W. × D. × H.: 15 × 34.5 × 33.5 cm
PRODUCT DETAILS
| Dimensions en CM | 15 x 34.5 x 33.5 cm |
|---|---|
| Dimensions en INCH | 5.91 x 13.58 x 13.19 inch |
| Période | 1930–1940 |
| Style | Art Deco |
| Matériaux | Brass |
PRODUCT DESCRIPTION
This refined pair of brass and wrought iron andirons demonstrates the formal intelligence and decorative inventiveness that characterise the finest Art Déco ironwork produced in France in the period around 1940. Each piece is composed around a central vertical upright whose decorative programme unfolds in a sequence of carefully designed motifs: at the base, a semicircular arch rests on the hearth; from this rises the decorated shaft, whose central register features a large enclosed lyre or heart form flanked by paired scrolls; and above this, the shaft continues to a crowning triple-scroll finial of three curling tendrils — a motif of great elegance that echoes the scroll vocabularies of Louis XVI ironwork while remaining unmistakably of its own modernist moment.
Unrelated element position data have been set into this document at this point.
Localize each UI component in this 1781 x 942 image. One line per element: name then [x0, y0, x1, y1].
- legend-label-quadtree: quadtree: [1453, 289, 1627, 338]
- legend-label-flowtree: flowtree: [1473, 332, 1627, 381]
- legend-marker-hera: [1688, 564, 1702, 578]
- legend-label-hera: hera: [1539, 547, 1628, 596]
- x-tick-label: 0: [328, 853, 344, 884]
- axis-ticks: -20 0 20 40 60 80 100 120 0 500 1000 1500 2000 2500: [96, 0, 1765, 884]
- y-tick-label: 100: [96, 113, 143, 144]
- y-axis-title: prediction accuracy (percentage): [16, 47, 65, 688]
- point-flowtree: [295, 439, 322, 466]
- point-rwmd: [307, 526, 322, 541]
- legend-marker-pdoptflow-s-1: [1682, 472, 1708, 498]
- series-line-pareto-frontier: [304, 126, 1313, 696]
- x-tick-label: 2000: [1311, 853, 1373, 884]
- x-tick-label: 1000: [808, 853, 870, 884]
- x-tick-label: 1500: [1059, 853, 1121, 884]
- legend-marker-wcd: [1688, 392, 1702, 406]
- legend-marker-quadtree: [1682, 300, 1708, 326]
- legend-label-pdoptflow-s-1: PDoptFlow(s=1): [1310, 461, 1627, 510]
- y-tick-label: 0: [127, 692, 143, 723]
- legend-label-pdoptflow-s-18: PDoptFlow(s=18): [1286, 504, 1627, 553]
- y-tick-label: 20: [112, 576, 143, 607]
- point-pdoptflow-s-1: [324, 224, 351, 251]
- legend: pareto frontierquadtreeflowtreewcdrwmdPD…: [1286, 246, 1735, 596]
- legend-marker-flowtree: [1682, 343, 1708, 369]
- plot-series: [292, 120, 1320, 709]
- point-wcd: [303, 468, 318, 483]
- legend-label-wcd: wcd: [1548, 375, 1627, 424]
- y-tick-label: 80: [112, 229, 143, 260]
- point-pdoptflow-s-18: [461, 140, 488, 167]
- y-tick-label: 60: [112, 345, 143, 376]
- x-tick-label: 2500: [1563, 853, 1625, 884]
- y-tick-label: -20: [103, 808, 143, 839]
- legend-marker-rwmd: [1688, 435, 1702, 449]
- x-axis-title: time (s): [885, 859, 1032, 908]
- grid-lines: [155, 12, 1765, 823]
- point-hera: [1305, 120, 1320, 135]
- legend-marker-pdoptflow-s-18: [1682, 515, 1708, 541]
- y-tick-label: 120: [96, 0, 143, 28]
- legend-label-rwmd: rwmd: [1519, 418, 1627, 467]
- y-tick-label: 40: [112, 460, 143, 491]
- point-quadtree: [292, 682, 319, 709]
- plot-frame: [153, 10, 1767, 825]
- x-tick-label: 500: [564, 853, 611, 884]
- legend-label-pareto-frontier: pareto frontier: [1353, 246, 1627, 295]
The attribution to the manner of Raymond Subes is apt: this is precisely the formal register in which Subes and his circle operated, translating the classical language of European decorative metalwork into a contemporary idiom that was original without being merely fashionable. The enclosed lyre form at the centre of each upright is a device with a long history — from Rococo furniture mounts to Empire ormolu — here stripped of its historicist weight and rendered in the language of controlled organic abstraction that defines Art Déco metalwork at its best.
The material — a combination of brass and wrought iron — is handled with the assurance of a mature craftsman. The brass elements contribute their characteristic warm gilded tone, while the iron provides structural solidity and a formal contrast that prevents the piece from becoming merely decorative. The patina that has developed on the surface of both metals has unified the overall tone, lending the pair a quiet antiquity.
At 33.5 cm high, these are andirons of intimate scale, suited to a domestic fireplace of moderate proportions. Their compact format concentrates rather than disperses the formal richness of the composition, making them as effective as objects of decorative interest as they are as functional hearth furniture.